The fusion download service automatically routes based on the file_id prefix to the corresponding backend. download_bytes reads the entire file into memory and returns bytes, suitable for small files. download_to_stream writes the data streamingly into the specified BinaryIO output stream, suitable for directly writing download content to a file or buffer. download_to_generator returns an asynchronous generator that yields data in chunks, suitable for streaming response scenarios.

# Download as byte data
data = await fusion_download.download_bytes("s3:my-bucket/reports/uuid_report.pdf")

# Download to output stream
with open("output.pdf", "wb") as f:
    await fusion_download.download_to_stream("s3:my-bucket/reports/uuid_report.pdf", f)

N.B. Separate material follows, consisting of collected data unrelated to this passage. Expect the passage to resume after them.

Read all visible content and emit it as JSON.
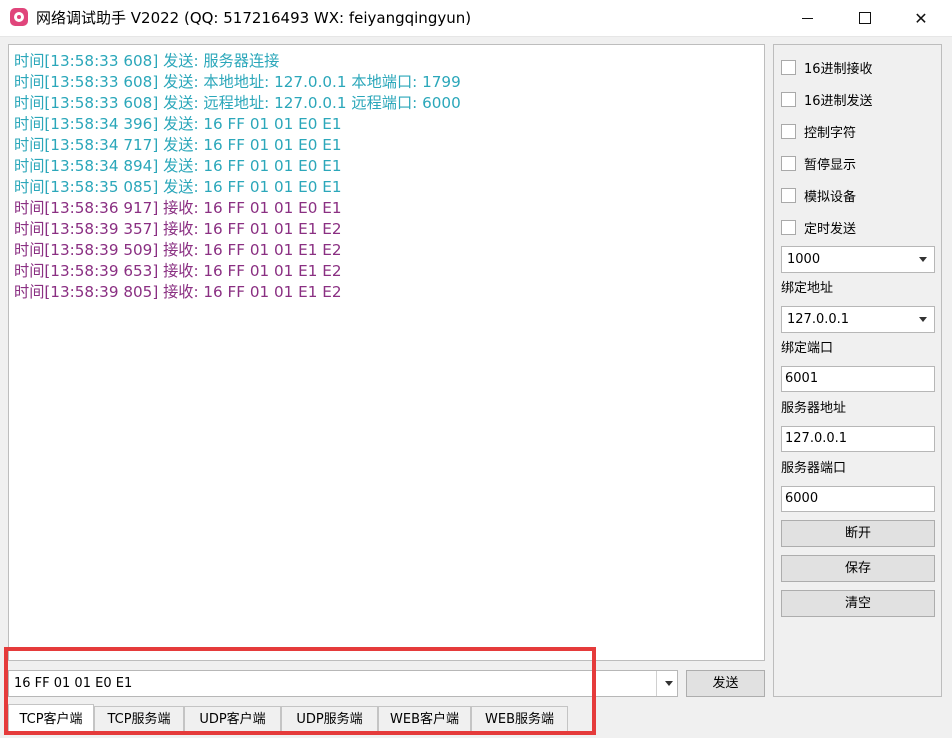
{
  "window": {
    "title": "网络调试助手 V2022 (QQ: 517216493 WX: feiyangqingyun)"
  },
  "log": [
    {
      "type": "sent",
      "text": "时间[13:58:33 608] 发送: 服务器连接"
    },
    {
      "type": "sent",
      "text": "时间[13:58:33 608] 发送: 本地地址: 127.0.0.1  本地端口: 1799"
    },
    {
      "type": "sent",
      "text": "时间[13:58:33 608] 发送: 远程地址: 127.0.0.1  远程端口: 6000"
    },
    {
      "type": "sent",
      "text": "时间[13:58:34 396] 发送: 16 FF 01 01 E0 E1"
    },
    {
      "type": "sent",
      "text": "时间[13:58:34 717] 发送: 16 FF 01 01 E0 E1"
    },
    {
      "type": "sent",
      "text": "时间[13:58:34 894] 发送: 16 FF 01 01 E0 E1"
    },
    {
      "type": "sent",
      "text": "时间[13:58:35 085] 发送: 16 FF 01 01 E0 E1"
    },
    {
      "type": "recv",
      "text": "时间[13:58:36 917] 接收: 16 FF 01 01 E0 E1"
    },
    {
      "type": "recv",
      "text": "时间[13:58:39 357] 接收: 16 FF 01 01 E1 E2"
    },
    {
      "type": "recv",
      "text": "时间[13:58:39 509] 接收: 16 FF 01 01 E1 E2"
    },
    {
      "type": "recv",
      "text": "时间[13:58:39 653] 接收: 16 FF 01 01 E1 E2"
    },
    {
      "type": "recv",
      "text": "时间[13:58:39 805] 接收: 16 FF 01 01 E1 E2"
    }
  ],
  "sidebar": {
    "checks": [
      "16进制接收",
      "16进制发送",
      "控制字符",
      "暂停显示",
      "模拟设备",
      "定时发送"
    ],
    "interval": "1000",
    "bind_addr_label": "绑定地址",
    "bind_addr": "127.0.0.1",
    "bind_port_label": "绑定端口",
    "bind_port": "6001",
    "server_addr_label": "服务器地址",
    "server_addr": "127.0.0.1",
    "server_port_label": "服务器端口",
    "server_port": "6000",
    "disconnect_label": "断开",
    "save_label": "保存",
    "clear_label": "清空"
  },
  "send": {
    "value": "16 FF 01 01 E0 E1",
    "button_label": "发送"
  },
  "tabs": [
    "TCP客户端",
    "TCP服务端",
    "UDP客户端",
    "UDP服务端",
    "WEB客户端",
    "WEB服务端"
  ],
  "colors": {
    "sent": "#2ba7ba",
    "received": "#8a2f82",
    "highlight": "#e53b3b"
  }
}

# Streaming download (async iterator)
async for chunk in fusion_download.download_to_generator(some_file_id):
    process(chunk)

Mixed-Source Batch Download as Zip

download_files_as_zip supports packaging multiple files from S3 and FastDFS into a single ZIP archive written to an output stream. Each file is specified via FileDownload with its file_id and an optional display name. The service automatically identifies the source backend and streams each file's content into the ZIP archive. When file_name is missing, the filename part from the file_id is used as the entry name in the ZIP archive. Duplicate entry names are automatically suffixed with a sequence number to avoid overwrites.

from s3py_helper.storage import FileDownload
import io

files = [
    FileDownload(file_id="s3:my-bucket/reports/uuid_report.pdf", file_name="report.pdf"),
    FileDownload(file_id="group1/M00/00/00/old_contract.pdf", file_name="contract.pdf"),
]
buf = io.BytesIO()
await fusion_download.download_files_as_zip(files, buf)

For scenarios where the ZIP stream needs to be sent directly to a FastAPI StreamingResponse, the stream_zip method can be used. It returns an asynchronous generator that internally uses a queue to parallelize ZIP writing and network sending.

from starlette.responses import StreamingResponse

async def download_zip(request):
    files = [FileDownload(file_id="s3:my-bucket/doc.pdf", file_name="doc.pdf")]
    return StreamingResponse(
        fusion_download.stream_zip(files),
        media_type="application/zip",
        headers={"Content-Disposition": "attachment; filename=files.zip"},
    )

File Deletion

delete_file automatically routes to the S3 or FastDFS backend for deletion based on the file_id prefix. S3 deletion is idempotent (deleting a non-existent object does not raise an error). In s3 mode, accessing FastDFS-routed files raises a RouteNotSupportedException.

# Delete S3 file
await fusion_delete.delete_file("s3:my-bucket/reports/uuid_report.pdf")

# Delete FastDFS file (hybrid/fastdfs mode only)
await fusion_delete.delete_file("group1/M00/00/00/some_file.pdf")

Metadata Query

get_file_info routes to the corresponding backend based on the file_id prefix to query metadata, returning a unified FileBasicInfo object. The S3 backend uses head_object to get file size, last modification time, storage class, and custom metadata. The FastDFS backend uses get_meta_data to get the file name and size. For S3 files, the returned file_id retains the fusion-layer s3: prefix, making it convenient for subsequent operations to use directly. A FileNotFoundException is raised when the file does not exist.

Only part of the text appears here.